During this frightening and tumultuous time in our country’s history, I’m reminded of a longitudinal study I read while I was studying for my master’s degree in psychology, about the effects of divorce on children by psychologist Judith Wallerstein. It was a 25-year study following 60 some children. What remained with me were the five years during and just post the parents’ divorce.
When a divorce was amicable, and when children had involved parenting from both parents in the first three years of life, generally children fared better in many areas: developmentally, socially, academically and emotionally.

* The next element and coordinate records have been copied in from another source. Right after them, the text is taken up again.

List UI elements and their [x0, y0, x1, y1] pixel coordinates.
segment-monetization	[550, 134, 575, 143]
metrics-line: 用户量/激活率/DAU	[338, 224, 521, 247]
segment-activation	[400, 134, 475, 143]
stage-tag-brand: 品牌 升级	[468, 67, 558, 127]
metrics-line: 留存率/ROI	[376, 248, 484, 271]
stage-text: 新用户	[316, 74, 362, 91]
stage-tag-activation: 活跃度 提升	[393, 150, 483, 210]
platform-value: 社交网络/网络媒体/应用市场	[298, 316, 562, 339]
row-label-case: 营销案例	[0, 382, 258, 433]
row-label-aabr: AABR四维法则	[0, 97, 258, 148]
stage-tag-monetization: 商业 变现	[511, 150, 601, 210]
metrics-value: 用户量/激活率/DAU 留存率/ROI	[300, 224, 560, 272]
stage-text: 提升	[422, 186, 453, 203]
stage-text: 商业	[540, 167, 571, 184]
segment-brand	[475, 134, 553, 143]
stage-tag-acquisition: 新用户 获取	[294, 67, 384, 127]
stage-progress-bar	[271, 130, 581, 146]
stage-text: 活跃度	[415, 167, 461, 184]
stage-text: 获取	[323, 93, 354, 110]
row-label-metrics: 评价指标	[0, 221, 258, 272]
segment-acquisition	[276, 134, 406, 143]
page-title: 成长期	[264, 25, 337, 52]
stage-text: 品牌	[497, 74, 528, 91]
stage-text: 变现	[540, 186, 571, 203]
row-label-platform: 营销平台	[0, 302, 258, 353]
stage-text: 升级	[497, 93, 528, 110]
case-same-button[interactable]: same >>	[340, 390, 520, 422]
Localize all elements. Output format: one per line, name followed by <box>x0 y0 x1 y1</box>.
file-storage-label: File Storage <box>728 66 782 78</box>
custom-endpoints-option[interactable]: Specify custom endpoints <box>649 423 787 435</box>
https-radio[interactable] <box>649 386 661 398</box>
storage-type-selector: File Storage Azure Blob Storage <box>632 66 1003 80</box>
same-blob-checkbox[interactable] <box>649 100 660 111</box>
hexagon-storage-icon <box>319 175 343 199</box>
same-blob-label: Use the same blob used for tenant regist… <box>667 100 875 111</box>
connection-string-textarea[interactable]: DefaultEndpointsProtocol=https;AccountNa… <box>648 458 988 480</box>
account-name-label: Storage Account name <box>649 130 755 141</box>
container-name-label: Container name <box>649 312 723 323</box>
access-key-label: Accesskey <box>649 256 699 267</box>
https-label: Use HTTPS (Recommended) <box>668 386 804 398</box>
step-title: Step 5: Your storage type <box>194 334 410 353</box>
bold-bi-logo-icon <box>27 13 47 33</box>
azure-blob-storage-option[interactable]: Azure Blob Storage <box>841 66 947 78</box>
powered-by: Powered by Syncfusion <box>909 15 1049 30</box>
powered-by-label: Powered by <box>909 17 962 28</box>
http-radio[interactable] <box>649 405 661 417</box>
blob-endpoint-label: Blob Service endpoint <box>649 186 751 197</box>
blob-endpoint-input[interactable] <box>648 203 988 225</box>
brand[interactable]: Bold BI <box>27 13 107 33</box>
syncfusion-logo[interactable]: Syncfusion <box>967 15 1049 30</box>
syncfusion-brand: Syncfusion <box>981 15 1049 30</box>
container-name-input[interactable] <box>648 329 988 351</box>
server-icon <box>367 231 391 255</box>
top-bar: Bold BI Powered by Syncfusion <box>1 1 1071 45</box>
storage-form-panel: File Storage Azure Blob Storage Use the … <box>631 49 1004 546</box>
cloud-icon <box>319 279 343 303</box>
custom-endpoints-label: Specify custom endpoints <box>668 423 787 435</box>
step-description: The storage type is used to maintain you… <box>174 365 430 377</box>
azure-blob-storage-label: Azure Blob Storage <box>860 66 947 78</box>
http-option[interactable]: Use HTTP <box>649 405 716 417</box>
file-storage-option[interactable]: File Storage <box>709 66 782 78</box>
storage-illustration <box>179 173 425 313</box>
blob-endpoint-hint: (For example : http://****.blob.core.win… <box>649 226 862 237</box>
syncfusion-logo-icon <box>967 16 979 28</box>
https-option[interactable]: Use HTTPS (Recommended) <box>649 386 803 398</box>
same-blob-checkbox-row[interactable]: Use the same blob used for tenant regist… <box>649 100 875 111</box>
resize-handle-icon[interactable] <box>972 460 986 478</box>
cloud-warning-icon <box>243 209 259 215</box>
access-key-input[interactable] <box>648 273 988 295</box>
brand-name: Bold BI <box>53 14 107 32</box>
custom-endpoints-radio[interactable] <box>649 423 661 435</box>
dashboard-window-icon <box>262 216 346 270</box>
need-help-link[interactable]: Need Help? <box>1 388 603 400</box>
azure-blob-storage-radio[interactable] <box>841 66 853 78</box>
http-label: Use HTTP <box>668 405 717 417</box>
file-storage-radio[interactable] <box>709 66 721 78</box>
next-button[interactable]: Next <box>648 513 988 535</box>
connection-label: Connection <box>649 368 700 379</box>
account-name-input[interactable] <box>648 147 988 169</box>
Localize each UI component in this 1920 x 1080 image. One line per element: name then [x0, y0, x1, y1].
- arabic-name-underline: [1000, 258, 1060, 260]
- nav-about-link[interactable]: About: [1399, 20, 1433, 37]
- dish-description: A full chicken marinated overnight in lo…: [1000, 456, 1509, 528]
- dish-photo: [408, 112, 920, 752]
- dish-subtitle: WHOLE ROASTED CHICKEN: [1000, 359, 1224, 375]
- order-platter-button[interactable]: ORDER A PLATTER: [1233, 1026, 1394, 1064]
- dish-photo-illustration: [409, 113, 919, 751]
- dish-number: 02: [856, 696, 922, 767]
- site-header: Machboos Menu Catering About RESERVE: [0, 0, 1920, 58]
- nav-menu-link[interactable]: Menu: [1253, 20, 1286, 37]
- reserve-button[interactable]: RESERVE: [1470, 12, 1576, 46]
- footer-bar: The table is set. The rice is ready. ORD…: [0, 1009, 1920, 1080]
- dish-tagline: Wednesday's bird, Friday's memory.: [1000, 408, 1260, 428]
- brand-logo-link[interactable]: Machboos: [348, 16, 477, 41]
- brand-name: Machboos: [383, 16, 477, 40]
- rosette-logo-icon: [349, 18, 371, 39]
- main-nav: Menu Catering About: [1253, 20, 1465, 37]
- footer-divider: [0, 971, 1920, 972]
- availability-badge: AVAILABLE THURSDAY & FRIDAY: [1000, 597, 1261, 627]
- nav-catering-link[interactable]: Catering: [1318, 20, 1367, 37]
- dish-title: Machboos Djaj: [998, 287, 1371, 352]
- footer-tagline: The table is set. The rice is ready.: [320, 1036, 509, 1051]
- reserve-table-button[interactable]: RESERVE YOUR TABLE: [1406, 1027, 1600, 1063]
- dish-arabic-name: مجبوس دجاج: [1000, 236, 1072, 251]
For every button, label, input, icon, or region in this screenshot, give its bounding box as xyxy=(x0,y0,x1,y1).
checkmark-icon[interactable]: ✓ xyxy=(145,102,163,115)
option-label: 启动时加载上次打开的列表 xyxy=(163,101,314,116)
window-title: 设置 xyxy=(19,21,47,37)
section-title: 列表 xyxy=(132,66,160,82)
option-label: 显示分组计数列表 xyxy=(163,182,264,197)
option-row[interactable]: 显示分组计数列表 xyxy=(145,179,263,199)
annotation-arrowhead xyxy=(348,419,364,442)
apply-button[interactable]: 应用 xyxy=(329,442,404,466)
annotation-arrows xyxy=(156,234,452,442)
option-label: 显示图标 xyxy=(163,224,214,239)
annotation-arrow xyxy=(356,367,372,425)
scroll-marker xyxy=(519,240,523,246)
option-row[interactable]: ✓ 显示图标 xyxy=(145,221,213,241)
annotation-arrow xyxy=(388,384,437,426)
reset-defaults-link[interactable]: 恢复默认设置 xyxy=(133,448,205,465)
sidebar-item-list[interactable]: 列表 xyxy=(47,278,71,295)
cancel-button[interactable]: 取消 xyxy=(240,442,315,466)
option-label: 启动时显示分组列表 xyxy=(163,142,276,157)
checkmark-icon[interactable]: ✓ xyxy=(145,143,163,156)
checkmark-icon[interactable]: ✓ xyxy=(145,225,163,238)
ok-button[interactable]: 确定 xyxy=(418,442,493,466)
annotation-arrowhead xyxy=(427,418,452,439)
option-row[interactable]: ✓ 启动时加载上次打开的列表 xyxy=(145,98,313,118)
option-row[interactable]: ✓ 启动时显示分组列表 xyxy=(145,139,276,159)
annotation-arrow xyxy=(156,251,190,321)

However, contentious divorces, and the longer the contentiousness lasted, had long-term detrimental effects on children. At the time of such a divorce, boys exhibited acute problems in their functioning. Girls, who appeared to adjust better at the time of the divorce, eventually had difficulty establishing a long-term committed relationship starting in their early 20s. Children from contentious divorces also faced emotional developmental arrests (think of Erik Erikson’s psychosocial stages of development, such as overcoming feelings of inferiority in order to be productive or developing a sense of self and identity). They had ongoing problems throughout life.
This is not to say that children from amicable divorces were unaffected. They were hurt, hypervigilant of each parent and had to go through grieving, whether with help or on their own. Once they began to establish their own connections in adulthood, however, they were better able to cope and to understand the divorce and their parents from a distance. They still had long-term worries about getting divorced themselves. The fantasy that their parents would reunite was found to be common among children of divorce, no matter the reality or life stage. I compare this to the desire to return to the former stability, rather than the current tenuousness, of our democracy.
My elation that Joe Biden, and then the Georgia Democratic senatorial candidates, won, is juxtaposed with my awareness of an ongoing sense of relief since social media dropped Trump. I don’t have to listen to his latest bloviating. My daily life feels calmer without the “yelling” tweets nearly every day, like the child’s relief when the arguing has finally stopped. But the storming of the Capitol, the fracture in our democracy, is an enormous national trauma, similar to the way divorce rocks a child’s world.
I am hopeful that in the next four years and beyond, with the organized, laser-focused and calming effect of the Biden Administration, our nation will move towards a more stable and predictable daily life. Like other psychoanalysts, I believe that people who individually did not have stable early years and are unable to face, or get help facing, their own unresolved hurt and anger, will not adjust very well.
But for everyone, the trauma from the national fracture will remain.
Rochelle M. Broder, Ph.D., a native Detroiter, is a psychologist and psychoanalyst in private practice in Royal Oak, Michigan. She is a high school friend of the editor, Andrea Sachs.